Wanderlust
Time
Wanderlust Magazine, Feb/Mar 2004, issue 62
Daily Mail Friday Feb 6, 2004
Book Description
Steeped in the lore of the Old West but lacking desert and mountain survival skills, Simon recruits ex-marine commando Richard Adamson. Together they grapple with hostile landscape, climatic extremes, vital supply shortages, and bigtime personality clashes.
Battling from one outlaw hideout to another, following trails sometimes only accessible by horseback, they are constantly taxed to the limit.
In this dramatic account of their adventure Simon and Richard also bring vividly to life the exciting and violent lives of the Wild Bunch 100 years ago, and give us a heart-warming picture of the rancher families who live and work this demanding land today.
From the Author
Excerpted from Riding the Outlaw Trail by Simon Casson, Richard Adamson. Copyright © 2003. Reprinted by permission. All rights reserved.
We know that Robert LeRoy Parker, alias Butch Cassidy and Harry Alonzo Longabaugh, The Sundance Kid were something special. Both had high standards (when required), were respected by most who knew them, and had been born to caring families in the West and East. As restless youths they found themselves leaving home eventually meeting one another through common ground: horses and adventure.
Butch was affable, good-humored and intelligent certainly one to enjoy high jinks and a night on the town. Sundance, aloof but still friendly, was the quieter of the two who liked sharp suits, monogrammed clothing and the occasional hard drink. Both were criminals but not killers, some who rode and robbed with them were desperate men. Most historians believe that neither Butch nor Sundance had blood on their hands certainly not until their very end. Both served time for horse-theft and promised that they would never be captured again, but despite knowing right from wrong, they still continued to choose another way.
We dont apologize or make excuses for them or their actions. Rather not. Butch and Sundance targeted and relieved dominant corporations, powerful railroads and greedy moneymen of the day and championed the smaller man. Cynically, little has changed in a century the corporations are ever more powerful influencing government, railroads hardly run, let alone on time, and modern day big business is becoming financially corpulent, grotesque and seemingly unstoppable.
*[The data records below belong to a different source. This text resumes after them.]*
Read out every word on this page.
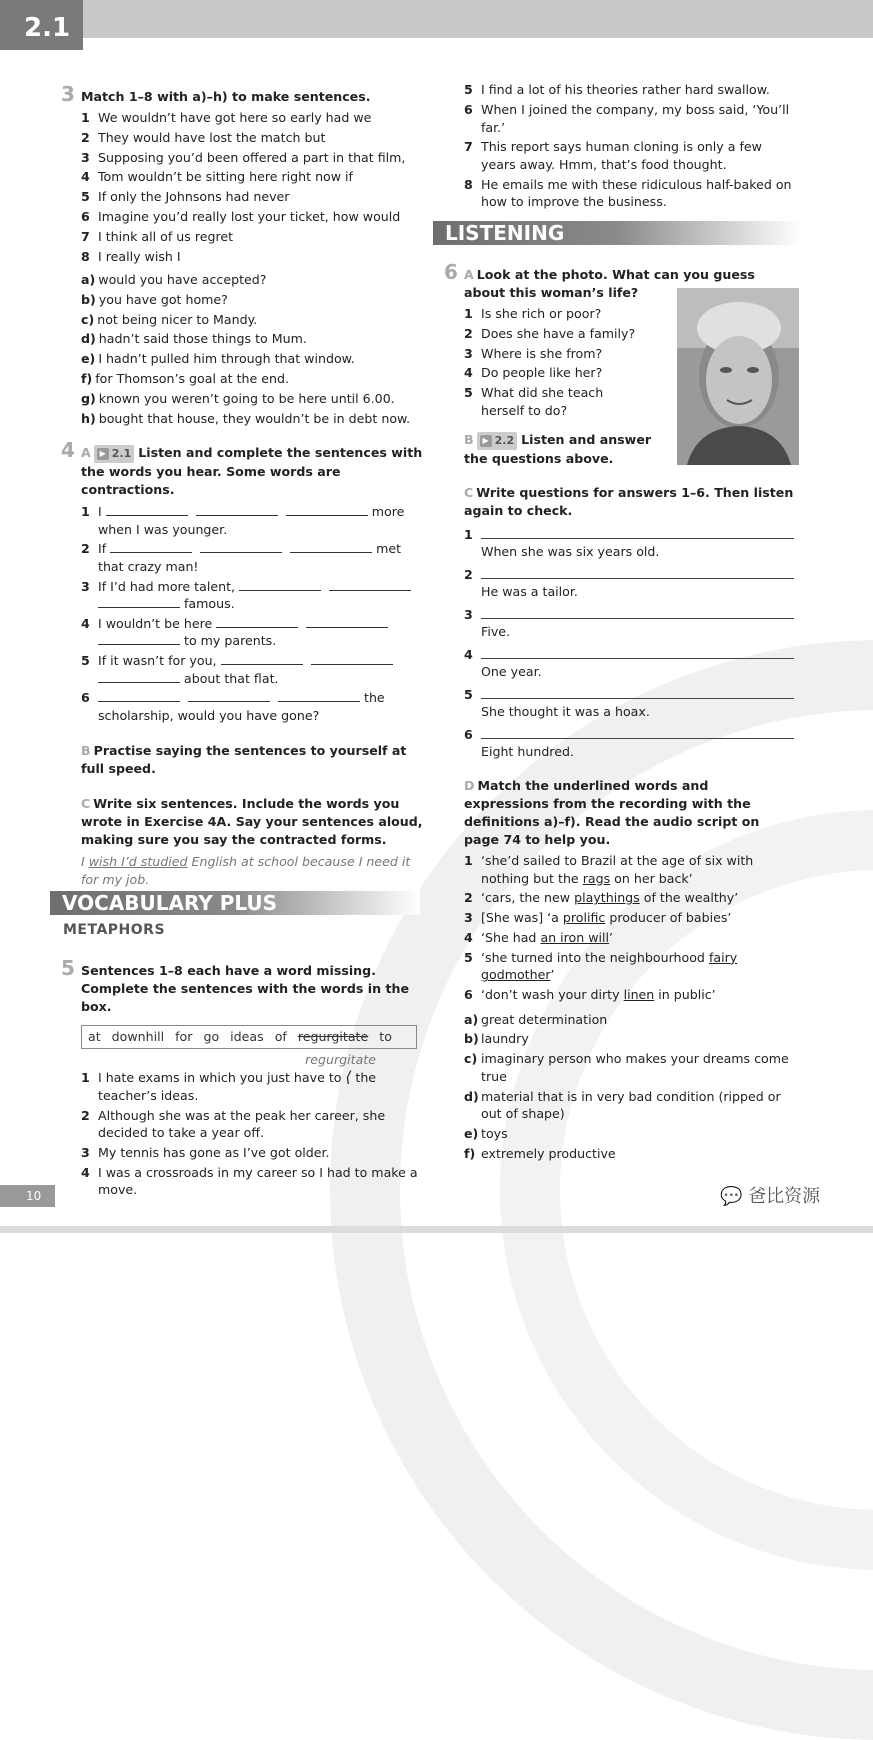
2.1
3 Match 1–8 with a)–h) to make sentences.
1 We wouldn’t have got here so early had we
2 They would have lost the match but
3 Supposing you’d been offered a part in that film,
4 Tom wouldn’t be sitting here right now if
5 If only the Johnsons had never
6 Imagine you’d really lost your ticket, how would
7 I think all of us regret
8 I really wish I
a) would you have accepted?
b) you have got home?
c) not being nicer to Mandy.
d) hadn’t said those things to Mum.
e) I hadn’t pulled him through that window.
f) for Thomson’s goal at the end.
g) known you weren’t going to be here until 6.00.
h) bought that house, they wouldn’t be in debt now.
4 A ▶ 2.1 Listen and complete the sentences with the words you hear. Some words are contractions.
1 I	more
when I was younger.
2 If	met
that crazy man!
3 If I’d had more talent,
famous.
4 I wouldn’t be here
to my parents.
5 If it wasn’t for you,
about that flat.
6	the
scholarship, would you have gone?
B Practise saying the sentences to yourself at full speed.
C Write six sentences. Include the words you wrote in Exercise 4A. Say your sentences aloud, making sure you say the contracted forms.
I wish I’d studied English at school because I need it for my job.
VOCABULARY PLUS
METAPHORS
5 Sentences 1–8 each have a word missing. Complete the sentences with the words in the box.
at downhill for go ideas of regurgitate to
regurgitate
1 I hate exams in which you just have to ⟨ the teacher’s ideas.
2 Although she was at the peak her career, she decided to take a year off.
3 My tennis has gone as I’ve got older.
4 I was a crossroads in my career so I had to make a move.
5 I find a lot of his theories rather hard swallow.
6 When I joined the company, my boss said, ‘You’ll far.’
7 This report says human cloning is only a few years away. Hmm, that’s food thought.
8 He emails me with these ridiculous half-baked on how to improve the business.
LISTENING
6 A Look at the photo. What can you guess about this woman’s life?
1 Is she rich or poor?
2 Does she have a family?
3 Where is she from?
4 Do people like her?
5 What did she teach herself to do?
B ▶ 2.2 Listen and answer the questions above.
C Write questions for answers 1–6. Then listen again to check.
1
When she was six years old.
2
He was a tailor.
3
Five.
4
One year.
5
She thought it was a hoax.
6
Eight hundred.
D Match the underlined words and expressions from the recording with the definitions a)–f). Read the audio script on page 74 to help you.
1 ‘she’d sailed to Brazil at the age of six with nothing but the rags on her back’
2 ‘cars, the new playthings of the wealthy’
3 [She was] ‘a prolific producer of babies’
4 ‘She had an iron will’
5 ‘she turned into the neighbourhood fairy godmother’
6 ‘don’t wash your dirty linen in public’
a) great determination
b) laundry
c) imaginary person who makes your dreams come true
d) material that is in very bad condition (ripped or out of shape)
e) toys
f) extremely productive
10	💬 爸比资源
Butch and Sundance were consummate professionals at their craft undoubtedly the best in their business. As the frontier finally closed in 1900, their game was up. They tried to go straight in South America sadly their best-laid plans didnt quite work out. We concentrate on their travels in the American West.
This book is about a grueling journey, on horseback, across two thousand miles of desert, mountain, canyon and high plains wilderness in New Mexico, Arizona, Utah, Colorado, Wyoming and Montana, following the trail of the most elusive and successful outlaws of the Wild West: Butch Cassidy & The Sundance Kid.
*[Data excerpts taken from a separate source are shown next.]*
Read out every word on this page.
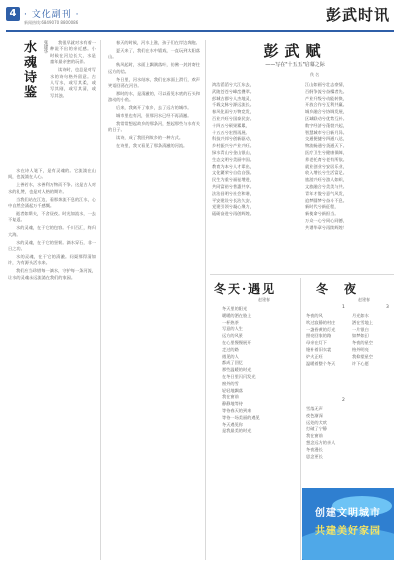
4 · 文化副刊 ·
新闻热线:6849070 8800086	彭武时讯
水魂诗鉴	张建华	我很早就对水有着一种说不出的亲近感。小时候在河边长大，水是童年最亲密的玩伴。

读诗时，也总是对写水的诗句格外留意。古人写水，或写其柔，或写其刚，或写其清，或写其浊。

水在诗人笔下，是有灵魂的。它流淌在山间，也流淌在人心。

上善若水，水善利万物而不争。这是古人对水的礼赞，也是对人格的期许。

当我们站在江边，看那奔流不息的江水，心中自然会涌起万千感慨。

逝者如斯夫，不舍昼夜。时光如流水，一去不复返。

水的灵魂，在于它的包容。千川百汇，终归大海。

水的灵魂，在于它的坚韧。滴水穿石，非一日之功。

水的灵魂，在于它的清澈。问渠那得清如许，为有源头活水来。

我们应当珍惜每一滴水，守护每一条河流，让水的灵魂永远流淌在我们的家园。

春天的时候，河水上涨，孩子们在岸边奔跑。

夏天来了，我们在水中嬉戏，一直玩到太阳落山。

秋风起时，水面上飘满落叶，仿佛一封封寄往远方的信。

冬日里，河水结冰，我们在冰面上滑行，欢声笑语回荡在河谷。

那时的水，是清澈的，可以看见水底的石头和游动的小鱼。

后来，我离开了家乡，去了远方的城市。

城市里也有河，但那河水已经不再清澈。

我常常想起故乡的那条河，想起那些与水有关的日子。

读诗，成了我回到故乡的一种方式。

在诗里，我又看见了那条清澈的河流。

彭武赋
——写在"十五五"启幕之际
佚 名
鸿浩滔滔兮大江东去，
武陵苍苍兮峰峦叠翠。
彭城古郡兮人杰地灵，
千载文脉兮源远流长。
春风化雨兮万物竞发，
百业兴旺兮国泰民安。
十四五兮硕果累累，
十五五兮宏图再展。
科技兴邦兮创新驱动，
乡村振兴兮产业兴旺。
绿水青山兮金山银山，
生态文明兮美丽中国。
教育为本兮人才辈出，
文化繁荣兮自信自强。
民生为重兮福祉增进，
共同富裕兮普惠共享。
法治昌明兮社会和谐，
平安建设兮长治久安。
党建引领兮凝心聚力，
砥砺奋进兮再创辉煌。
江山如画兮壮志豪情，
百舸争流兮奋楫者先。
产业升级兮动能转换，
开放合作兮互利共赢。
城乡融合兮协调发展，
区域联动兮优势互补。
数字经济兮蓬勃兴起，
智慧城市兮日新月异。
交通便捷兮四通八达，
物流畅通兮货通天下。
医疗卫生兮健康保障，
养老托育兮老有所依。
就业创业兮安居乐业，
收入增长兮生活富足。
旅游兴旺兮游人如织，
文旅融合兮美美与共。
青年才俊兮意气风发，
追梦圆梦兮奋斗不息。
新时代兮新征程，
新使命兮新担当。
万众一心兮同心同德，
共谱华章兮再续辉煌！
冬天·遇见
赵建春
冬天里的阳光
暖暖的洒在脸上
一杯热茶
写意的人生
远方的风景
在心里慢慢展开
走过的路
遇见的人
都成了回忆
那些温暖的时光
在冬日里闪闪发光
窗外的雪
轻轻地飘落
我在窗前
静静地等待
等待春天的到来
等待一场美丽的遇见
冬天遇见你
是我最美的时光
冬　夜
赵建春
1
冬夜的风
吹过寂静的村庄
一盏昏黄的灯光
照亮回家的路
母亲在灯下
缝补着旧衣裳
炉火正旺
温暖着整个冬天
月光如水
洒在雪地上
一片银白
如梦如幻
冬夜的星空
格外明亮
我仰望星空
许下心愿
2
雪落无声
夜色渐深
远处的犬吠
打破了宁静
我在窗前
想念远方的亲人
冬夜漫长
思念更长
3
创建文明城市
共建美好家园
Knowing we couldnt provide any new valuable historical evidence about the affable outlaw duo, we were more than just interested in those guys. Getting remotely close to Butch and Sundance left us one option to ride horseback from the Mexican border to the Canadian line, visiting the most famous outlaw hideouts.
Our monumental ride culminated from seven years solid research, three previous riding vacations between driving an estimated 15,000 miles across nine States of America. In mid April 1999, a century after Butch and Sundance were at their peak, we attempted and completed an epic ride re-tracing their steps along the historic Outlaw Trail. For us personally it was a nostalgic journey through a changing West, reliving an element of a romantic and fascinating heroic action-packed era. What we saw and experienced will, in a few decades evaporate.
Ours was a tall order and we hoped to ride equally tall in the saddle. The principal disadvantage was that neither of us were expert riders nor had we any experience packing and traveling with horses over long distances. Disregarding polite condemnation from pessimists and detractors alike we departed from Sierra de Cristo Rey where Texas, New and Old Mexico converge to follow our destiny north to Canada. We had no expectations, only a burning desire to complete the challenge. For over five months we tasted and cherished the freedom of horseback travel, and found a slice of the West that once was.
Not just a history of Butch and Sundance, we tell a no holds barred account of what it was like riding the Outlaw Trail. Sprinkled into the invigorating mix are undiluted wicked thoughts, displays of human selfishness, greed and duplicity, and the business of exploration. Included are important observations made by men who rode with Butch and Sundance, lawmen who chased them, banks, railroads and mining companies who were relieved of their funds by them, and newspapers who recorded their views at the time.